Pour la cour du travail, même s’il y a eu des débats succincts et que les rétroactes du litige ont été évoqués brièvement, elle considère ne pas être en mesure de poser la question qui s’imposerait, celle-ci devant répondre aux exigences ci-dessus.

Plus particulièrement, lorsque la question vise l’éparpillement dans lequel intervient la reprise de certains éléments d’actifs, la cour estime qu’il peut y avoir un ensemble de situations qui, manifestement, dépassent le cadre de la contestation portée devant elle et que des réponses différentes peuvent en conséquence y être apportées.

Bien que les éléments produits tirés de la jurisprudence de la Cour de Justice permettent déjà de situer le litige eu égard au cadre juridique dans lequel ces décisions ont été rendues, la cour du travail considère qu’elle dispose ici d’éléments de fait limités et qu’il n’est d’ailleurs pas exclu qu’elle puisse, lorsqu’elle sera pleinement informée, juger sans devoir poser de question préjudicielle.

Elle invite dès lors les parties à échanger des conclusions, dans le cadre d’un calendrier qu’elle fixe sur pied de l’article 775 du Code judiciaire.

Intérêt de la décision

Cette décision de la Cour du travail de Bruxelles est l’une de plusieurs décisions identiques rendues, à la demande de membres du personnel de la même institution hospitalière en liquidation.

Il est, ainsi que le relève judicieusement la cour, trop tôt, à ce stade de la procédure (débats succincts), pour savoir si, vu les spécificités de la reprise de l’activité telle qu’elle a été décrite par les parties, il s’agit d’un transfert au sens de la Directive et de la CCT 32bis.

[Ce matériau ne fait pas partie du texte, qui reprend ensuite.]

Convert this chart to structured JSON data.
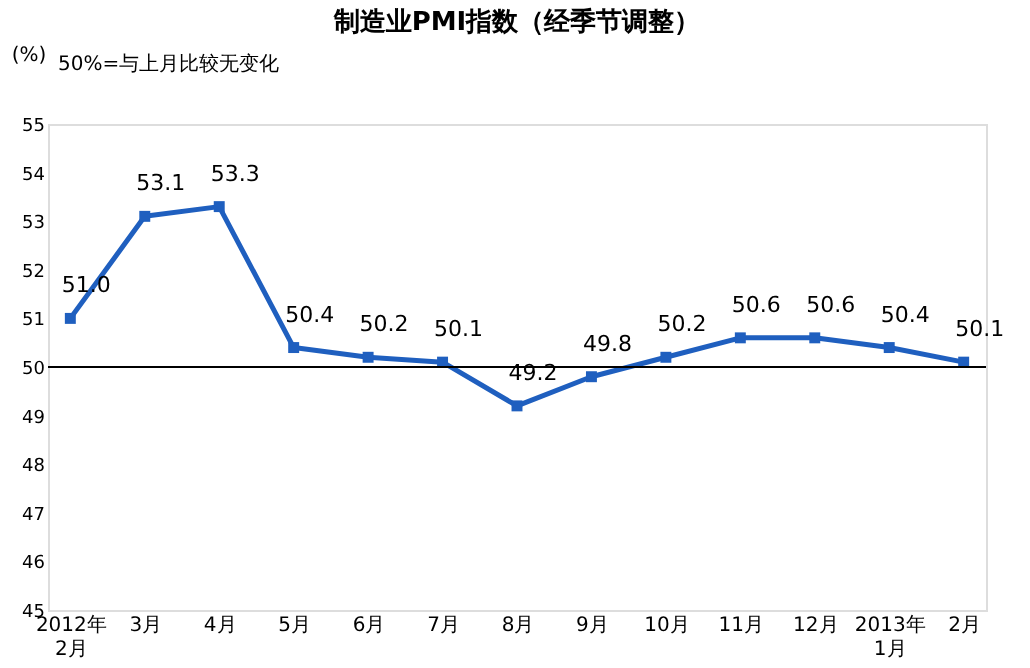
{
  "chart_data": {
    "type": "line",
    "title": "制造业PMI指数（经季节调整）",
    "ylabel": "(%)",
    "annotations": [
      "50%=与上月比较无变化"
    ],
    "categories": [
      "2012年\n2月",
      "3月",
      "4月",
      "5月",
      "6月",
      "7月",
      "8月",
      "9月",
      "10月",
      "11月",
      "12月",
      "2013年\n1月",
      "2月"
    ],
    "series": [
      {
        "color": "#1f5fbf",
        "values": [
          51.0,
          53.1,
          53.3,
          50.4,
          50.2,
          50.1,
          49.2,
          49.8,
          50.2,
          50.6,
          50.6,
          50.4,
          50.1
        ]
      }
    ],
    "ylim": [
      45,
      55
    ],
    "yticks": [
      45,
      46,
      47,
      48,
      49,
      50,
      51,
      52,
      53,
      54,
      55
    ],
    "ref_lines": [
      {
        "axis": "y",
        "value": 50,
        "color": "#000000"
      }
    ],
    "value_labels": [
      "51.0",
      "53.1",
      "53.3",
      "50.4",
      "50.2",
      "50.1",
      "49.2",
      "49.8",
      "50.2",
      "50.6",
      "50.6",
      "50.4",
      "50.1"
    ],
    "marker": "square",
    "grid": false
  }
}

Même si, dans le cadre de l’article 19, alinéa 2 du Code judiciaire, le juge peut, avant dire droit et à tout stade de la procédure, ordonner une mesure préalable destinée notamment à instruire la demande, la cour pose très judicieusement la question de savoir si la question préjudicielle doit être comprise comme une telle mesure d’instruction, s’agissant en fin de compte de l’application des règles du droit européen à l’espèce lui soumise.

En outre, par le rappel des recommandations de la Cour de justice en ce qui concerne le libellé des questions préjudicielles, la cour reprend les exigences posées quant au libellé de la question elle-même et au contexte juridique national qui doit être exposé, en sus d’un descriptif factuel suffisant pour permettre de situer adéquatement le litige.